At the end of the latest part Lucy left Lockwood’s team and became a freelance agent, so the beginning of the book is about the beauty of being a freelancer. She can freely pick up the good jobs and she can select his partners too, but obviously one is worse than the other. But her senses are evolving: her hearing is sharpened and she can feel the ghosts’ feelings better and better.
Not much time elapses while Lockwood knocks on Lucy’s door… The author’s humor is the usual: Lucy’s underwear is in a transparent pack on the doorstep, her room is in a mess, and she is scruffy and sleepy… Lockwood asks her to join his team again for only one job, which is ordered by the powerful Penelope Fittes, and she obviously agrees.
From this point, there’s not so much novelty in the book, but the author successfully refreshed the story lines with interesting new details.
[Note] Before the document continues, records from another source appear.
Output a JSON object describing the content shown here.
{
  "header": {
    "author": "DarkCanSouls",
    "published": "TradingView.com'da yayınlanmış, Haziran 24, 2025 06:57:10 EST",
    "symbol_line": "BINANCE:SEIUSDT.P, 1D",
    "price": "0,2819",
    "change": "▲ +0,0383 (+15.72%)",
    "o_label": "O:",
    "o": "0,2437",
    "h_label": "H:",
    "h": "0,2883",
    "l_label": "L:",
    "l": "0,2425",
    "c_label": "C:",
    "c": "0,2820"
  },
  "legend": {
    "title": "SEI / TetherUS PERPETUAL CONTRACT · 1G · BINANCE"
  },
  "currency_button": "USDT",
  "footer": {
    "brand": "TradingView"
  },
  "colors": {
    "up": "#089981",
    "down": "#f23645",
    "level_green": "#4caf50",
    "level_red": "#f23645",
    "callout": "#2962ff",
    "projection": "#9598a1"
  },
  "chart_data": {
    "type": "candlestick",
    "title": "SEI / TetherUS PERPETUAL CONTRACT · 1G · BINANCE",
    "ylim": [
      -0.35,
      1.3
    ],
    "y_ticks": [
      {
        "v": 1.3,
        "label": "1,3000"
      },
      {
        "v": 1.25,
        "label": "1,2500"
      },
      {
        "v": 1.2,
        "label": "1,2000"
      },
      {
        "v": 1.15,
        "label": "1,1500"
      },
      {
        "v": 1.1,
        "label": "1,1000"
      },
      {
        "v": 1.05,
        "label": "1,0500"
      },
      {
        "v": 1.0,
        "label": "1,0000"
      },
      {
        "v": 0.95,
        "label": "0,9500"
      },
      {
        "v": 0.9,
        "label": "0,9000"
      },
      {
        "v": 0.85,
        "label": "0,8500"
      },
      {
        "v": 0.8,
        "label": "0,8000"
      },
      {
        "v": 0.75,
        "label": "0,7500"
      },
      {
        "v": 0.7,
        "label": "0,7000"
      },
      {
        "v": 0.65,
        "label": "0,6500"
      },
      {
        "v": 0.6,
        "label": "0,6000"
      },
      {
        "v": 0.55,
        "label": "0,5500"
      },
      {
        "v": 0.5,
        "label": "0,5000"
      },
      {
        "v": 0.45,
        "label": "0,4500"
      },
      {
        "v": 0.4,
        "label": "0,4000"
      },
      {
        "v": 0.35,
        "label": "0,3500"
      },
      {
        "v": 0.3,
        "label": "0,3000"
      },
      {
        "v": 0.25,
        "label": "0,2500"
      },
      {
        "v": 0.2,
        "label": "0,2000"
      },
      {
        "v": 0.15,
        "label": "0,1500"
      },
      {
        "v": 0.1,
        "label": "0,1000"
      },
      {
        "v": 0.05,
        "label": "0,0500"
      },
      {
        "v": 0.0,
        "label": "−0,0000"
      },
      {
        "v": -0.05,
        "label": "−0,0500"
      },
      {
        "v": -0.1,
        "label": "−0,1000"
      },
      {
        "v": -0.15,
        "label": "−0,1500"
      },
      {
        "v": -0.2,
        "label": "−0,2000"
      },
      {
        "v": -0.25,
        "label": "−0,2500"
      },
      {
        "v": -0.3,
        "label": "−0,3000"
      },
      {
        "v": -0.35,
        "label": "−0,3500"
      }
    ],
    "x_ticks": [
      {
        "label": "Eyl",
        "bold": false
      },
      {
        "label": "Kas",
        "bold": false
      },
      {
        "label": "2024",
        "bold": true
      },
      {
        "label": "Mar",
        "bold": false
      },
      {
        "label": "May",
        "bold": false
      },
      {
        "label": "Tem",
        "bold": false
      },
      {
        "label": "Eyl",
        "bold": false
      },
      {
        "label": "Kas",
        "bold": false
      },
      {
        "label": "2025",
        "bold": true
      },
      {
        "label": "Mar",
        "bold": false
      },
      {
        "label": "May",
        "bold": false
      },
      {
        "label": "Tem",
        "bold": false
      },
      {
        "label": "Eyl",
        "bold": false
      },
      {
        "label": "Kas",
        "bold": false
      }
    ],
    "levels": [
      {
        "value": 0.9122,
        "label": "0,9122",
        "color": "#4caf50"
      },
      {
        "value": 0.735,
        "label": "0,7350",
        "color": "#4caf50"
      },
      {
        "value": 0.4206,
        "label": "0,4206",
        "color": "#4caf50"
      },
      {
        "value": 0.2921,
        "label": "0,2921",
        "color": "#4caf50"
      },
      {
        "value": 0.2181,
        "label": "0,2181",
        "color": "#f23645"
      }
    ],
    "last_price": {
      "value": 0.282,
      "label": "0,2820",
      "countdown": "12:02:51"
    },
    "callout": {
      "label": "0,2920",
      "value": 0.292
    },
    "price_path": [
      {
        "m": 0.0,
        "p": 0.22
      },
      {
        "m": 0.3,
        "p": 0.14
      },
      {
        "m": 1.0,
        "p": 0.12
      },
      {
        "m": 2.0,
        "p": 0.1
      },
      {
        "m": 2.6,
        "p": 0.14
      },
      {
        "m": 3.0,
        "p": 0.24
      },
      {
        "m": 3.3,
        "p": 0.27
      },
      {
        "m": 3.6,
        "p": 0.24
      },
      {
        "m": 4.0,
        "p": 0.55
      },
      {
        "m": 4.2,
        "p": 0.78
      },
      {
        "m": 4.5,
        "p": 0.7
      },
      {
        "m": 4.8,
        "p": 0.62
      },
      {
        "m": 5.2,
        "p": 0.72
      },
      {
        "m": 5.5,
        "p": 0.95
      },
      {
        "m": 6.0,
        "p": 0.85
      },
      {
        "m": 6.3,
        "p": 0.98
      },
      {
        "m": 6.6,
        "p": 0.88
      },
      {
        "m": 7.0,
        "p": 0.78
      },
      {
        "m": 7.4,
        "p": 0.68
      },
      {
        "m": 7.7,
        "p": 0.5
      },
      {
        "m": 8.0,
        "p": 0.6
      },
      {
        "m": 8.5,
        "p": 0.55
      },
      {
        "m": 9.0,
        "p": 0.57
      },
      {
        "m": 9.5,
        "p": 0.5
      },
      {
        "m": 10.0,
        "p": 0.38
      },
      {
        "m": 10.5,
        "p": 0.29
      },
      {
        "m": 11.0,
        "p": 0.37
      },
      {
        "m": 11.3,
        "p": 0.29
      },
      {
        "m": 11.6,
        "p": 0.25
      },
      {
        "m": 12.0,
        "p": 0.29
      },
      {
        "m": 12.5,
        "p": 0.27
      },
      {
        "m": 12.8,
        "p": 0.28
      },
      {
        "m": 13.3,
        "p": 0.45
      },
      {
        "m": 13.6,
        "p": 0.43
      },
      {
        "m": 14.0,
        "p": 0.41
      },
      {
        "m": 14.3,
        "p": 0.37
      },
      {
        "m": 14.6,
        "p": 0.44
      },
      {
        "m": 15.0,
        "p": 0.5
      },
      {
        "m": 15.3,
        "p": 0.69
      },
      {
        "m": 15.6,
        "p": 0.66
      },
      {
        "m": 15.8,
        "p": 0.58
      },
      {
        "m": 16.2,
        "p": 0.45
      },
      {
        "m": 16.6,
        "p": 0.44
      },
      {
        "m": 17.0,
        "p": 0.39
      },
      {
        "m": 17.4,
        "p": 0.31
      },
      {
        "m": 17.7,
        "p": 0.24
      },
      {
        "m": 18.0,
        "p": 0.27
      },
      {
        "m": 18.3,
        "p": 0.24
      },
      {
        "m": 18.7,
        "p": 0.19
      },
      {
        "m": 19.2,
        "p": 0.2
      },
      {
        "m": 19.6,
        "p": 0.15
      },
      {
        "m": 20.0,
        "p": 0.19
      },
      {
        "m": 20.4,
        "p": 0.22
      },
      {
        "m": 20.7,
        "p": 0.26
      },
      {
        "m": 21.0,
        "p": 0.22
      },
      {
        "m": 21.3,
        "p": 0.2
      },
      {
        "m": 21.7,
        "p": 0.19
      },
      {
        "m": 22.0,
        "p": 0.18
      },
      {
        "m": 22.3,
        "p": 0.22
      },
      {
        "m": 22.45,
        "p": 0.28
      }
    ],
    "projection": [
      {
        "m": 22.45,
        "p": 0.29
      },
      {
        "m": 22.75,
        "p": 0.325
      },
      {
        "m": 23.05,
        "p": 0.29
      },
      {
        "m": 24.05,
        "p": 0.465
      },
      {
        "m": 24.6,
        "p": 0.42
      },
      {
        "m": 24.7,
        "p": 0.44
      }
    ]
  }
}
Illegal traders steal the skull from Lucy, so Lockwood & Co goes out again to an illegal auction to get it back. Great new places are introduced: underground train stations, and later a rural village, where they are asked to explore the Rotwell agency’s research center. The biggest enemies are not the ghosts, but the humans, as usual, but at least Lucy now gets along very well with Holly, and in a very frightening moment Lockwood even holds her hands! There’s a new team member too, Kipps joins the team, who is more than 20 years old, but he can see the ghosts with special eyeglasses. They discover new, exciting things about the world of the ghosts as well, and they have amazing adventures again.
The end of the book is an extraordinary cliffhanger about the living and the dead – it’s hard to wait until the next part will be published and this new discovery will be explained…
Jonathan Stroud: The Creeping Shadow (Lockwood & Co #4)
Penguin Random House UK Children’s, 2016.